L’objectif est de créer, en plus d’un tourisme local qui peut s’accroître avec l’amélioration de l’offre de divertissement, un tourisme de bord de fleuve, un tourisme à contre-courant, puisque c’est l’aval qui vient voir ce qui se passe en amont.
Favoriser la circulation le long du fleuve permet de sensibiliser et d’impliquer les populations avales sur les problématiques de conservation en commun de la zone amont pour le bien-être de tous les habitants du long du fleuve. Elle permet également une solidarité financière des habitants de l’aval et de tous les extérieurs au bassin versant pour aider à conserver et entretenir la bonne santé du fleuve.

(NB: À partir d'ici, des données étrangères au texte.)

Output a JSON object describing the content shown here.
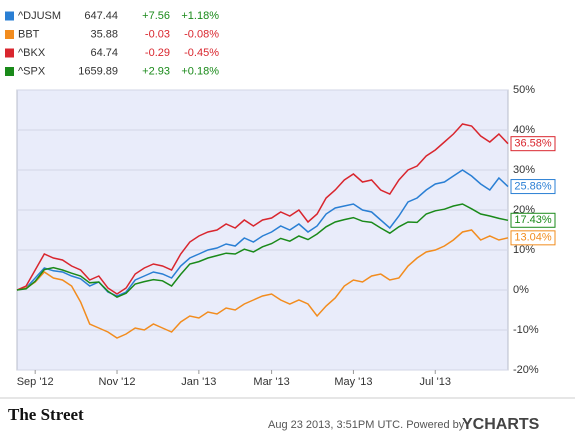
{
  "chart_data": {
    "type": "line",
    "categories": [
      null,
      null,
      "Sep '12",
      null,
      null,
      null,
      null,
      null,
      null,
      null,
      null,
      "Nov '12",
      null,
      null,
      null,
      null,
      null,
      null,
      null,
      null,
      "Jan '13",
      null,
      null,
      null,
      null,
      null,
      null,
      null,
      "Mar '13",
      null,
      null,
      null,
      null,
      null,
      null,
      null,
      null,
      "May '13",
      null,
      null,
      null,
      null,
      null,
      null,
      null,
      null,
      "Jul '13",
      null,
      null,
      null,
      null,
      null,
      null,
      null,
      null
    ],
    "series": [
      {
        "name": "^DJUSM",
        "price": 647.44,
        "change": "+7.56",
        "change_pct": "+1.18%",
        "change_color": "#1a8a1a",
        "color": "#2a7fd4",
        "end_label": "25.86%",
        "values": [
          0,
          0.5,
          3.0,
          5.5,
          4.8,
          4.5,
          3.5,
          2.8,
          1.0,
          2.0,
          -0.5,
          -1.5,
          -0.5,
          2.5,
          3.5,
          4.5,
          4.0,
          3.0,
          6.0,
          8.0,
          9.0,
          10.0,
          10.5,
          11.5,
          11.0,
          13.0,
          12.0,
          13.5,
          14.5,
          16.0,
          15.0,
          16.5,
          14.5,
          16.0,
          19.0,
          20.5,
          21.0,
          21.5,
          20.0,
          19.5,
          17.5,
          15.5,
          18.5,
          22.0,
          23.0,
          25.0,
          26.5,
          27.0,
          28.5,
          30.0,
          28.5,
          26.5,
          25.0,
          28.0,
          25.86
        ]
      },
      {
        "name": "BBT",
        "price": 35.88,
        "change": "-0.03",
        "change_pct": "-0.08%",
        "change_color": "#d9262e",
        "color": "#f28c1e",
        "end_label": "13.04%",
        "values": [
          0,
          0.5,
          2.0,
          4.5,
          3.0,
          2.5,
          1.0,
          -3.0,
          -8.5,
          -9.5,
          -10.5,
          -12.0,
          -11.0,
          -9.5,
          -10.0,
          -8.5,
          -9.5,
          -10.5,
          -8.0,
          -6.5,
          -7.0,
          -5.5,
          -6.0,
          -4.5,
          -5.0,
          -3.5,
          -2.5,
          -1.5,
          -1.0,
          -2.5,
          -3.5,
          -2.5,
          -3.5,
          -6.5,
          -4.0,
          -2.0,
          1.0,
          2.5,
          2.0,
          3.5,
          4.0,
          2.5,
          3.0,
          6.0,
          8.0,
          9.5,
          10.0,
          11.0,
          12.5,
          14.5,
          15.0,
          12.5,
          13.5,
          12.5,
          13.04
        ]
      },
      {
        "name": "^BKX",
        "price": 64.74,
        "change": "-0.29",
        "change_pct": "-0.45%",
        "change_color": "#d9262e",
        "color": "#d9262e",
        "end_label": "36.58%",
        "values": [
          0,
          1.0,
          5.0,
          9.0,
          8.0,
          7.5,
          6.0,
          5.0,
          2.5,
          3.5,
          0.5,
          -1.0,
          0.5,
          4.0,
          5.5,
          6.5,
          6.0,
          5.0,
          9.0,
          12.0,
          13.5,
          14.5,
          15.0,
          16.5,
          15.5,
          17.5,
          16.0,
          17.5,
          18.0,
          19.5,
          18.5,
          20.0,
          17.0,
          19.0,
          23.0,
          25.0,
          27.5,
          29.0,
          27.0,
          27.5,
          25.0,
          24.0,
          27.5,
          30.0,
          31.0,
          33.5,
          35.0,
          37.0,
          39.0,
          41.5,
          41.0,
          38.5,
          37.0,
          39.0,
          36.58
        ]
      },
      {
        "name": "^SPX",
        "price": 1659.89,
        "change": "+2.93",
        "change_pct": "+0.18%",
        "change_color": "#1a8a1a",
        "color": "#1a8a1a",
        "end_label": "17.43%",
        "values": [
          0,
          0.3,
          2.2,
          5.1,
          5.6,
          5.0,
          4.2,
          3.5,
          1.8,
          2.0,
          -0.3,
          -1.8,
          -0.8,
          1.5,
          2.1,
          2.6,
          2.3,
          1.0,
          3.9,
          6.5,
          7.1,
          8.0,
          8.6,
          9.2,
          9.0,
          10.2,
          9.5,
          10.8,
          11.6,
          12.9,
          12.2,
          13.5,
          12.6,
          14.0,
          15.8,
          17.0,
          17.6,
          18.1,
          17.2,
          16.9,
          15.5,
          14.2,
          15.8,
          17.0,
          16.9,
          19.0,
          19.8,
          20.2,
          21.0,
          21.5,
          20.3,
          19.0,
          18.5,
          17.9,
          17.43
        ]
      }
    ],
    "ylim": [
      -20,
      50
    ],
    "yticks": [
      {
        "value": -20,
        "label": "-20%"
      },
      {
        "value": -10,
        "label": "-10%"
      },
      {
        "value": 0,
        "label": "0%"
      },
      {
        "value": 10,
        "label": "10%"
      },
      {
        "value": 20,
        "label": "20%"
      },
      {
        "value": 30,
        "label": "30%"
      },
      {
        "value": 40,
        "label": "40%"
      },
      {
        "value": 50,
        "label": "50%"
      }
    ],
    "grid": true
  },
  "footer": {
    "brand": "The Street",
    "timestamp": "Aug 23 2013, 3:51PM UTC.  Powered by",
    "provider": "YCHARTS"
  }
}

Favoriser l’installation de prestataires :
gérance de nouveaux lieux pouvant appartenir aux communes
charges allégées pendant 5 ans pour l’installation de professionnels
accueillir et intégrer les nouveaux installants dans les réseaux existants

Favoriser la mise en commun du travail des différents réseaux :
Voir le PAT Comminges
Voir la réflexion Haute-Garonne demain
Mixer avec les travaux sur l’eau.

Exemple :

Réflexion d’un producteur bovin bio :Amener un veau à terme me coûte en bio 3 fois plus cher en aliment qu’un veau en traditionnel. Or cette viande de qualité supérieure ne sera pas valorisée en sortie d’abattoir car moins grasse. Ils cherchent à mieux valoriser leurs productions.
Par ailleurs, plusieurs centaines de restaurateurs, tables d’hôtes, hôtels, campings, écoles servent des repas et seraient fiers de mettre en avant une gastronomie avec des ingrédients locaux, d’autant plus que nous avons la chance d’habiter sur des territoires où l’on trouve encore des productions diversifiées et d’excellente qualité.
Créer des passerelles entre les restaurateurs (comité du tourisme) et les agriculteurs (FDAB).
Créer des laboratoires de transformation partagés (mutualisés), avec de vrais cuisiniers, pour fabriquer des conserves et transformer des produits afin qu’ils soient mieux valoriser et ainsi assurer une alternative économique viable aux agriculteurs.
En soutenant les agriculteurs pour changer les pratiques les plus gourmandes en eau. En créant un LABEL « Excellence Garonne » pour identifier et valoriser les pratiques respectueuses. En favorisant la diffusion locale de ces productions respectueuses par un rapprochement des réseaux.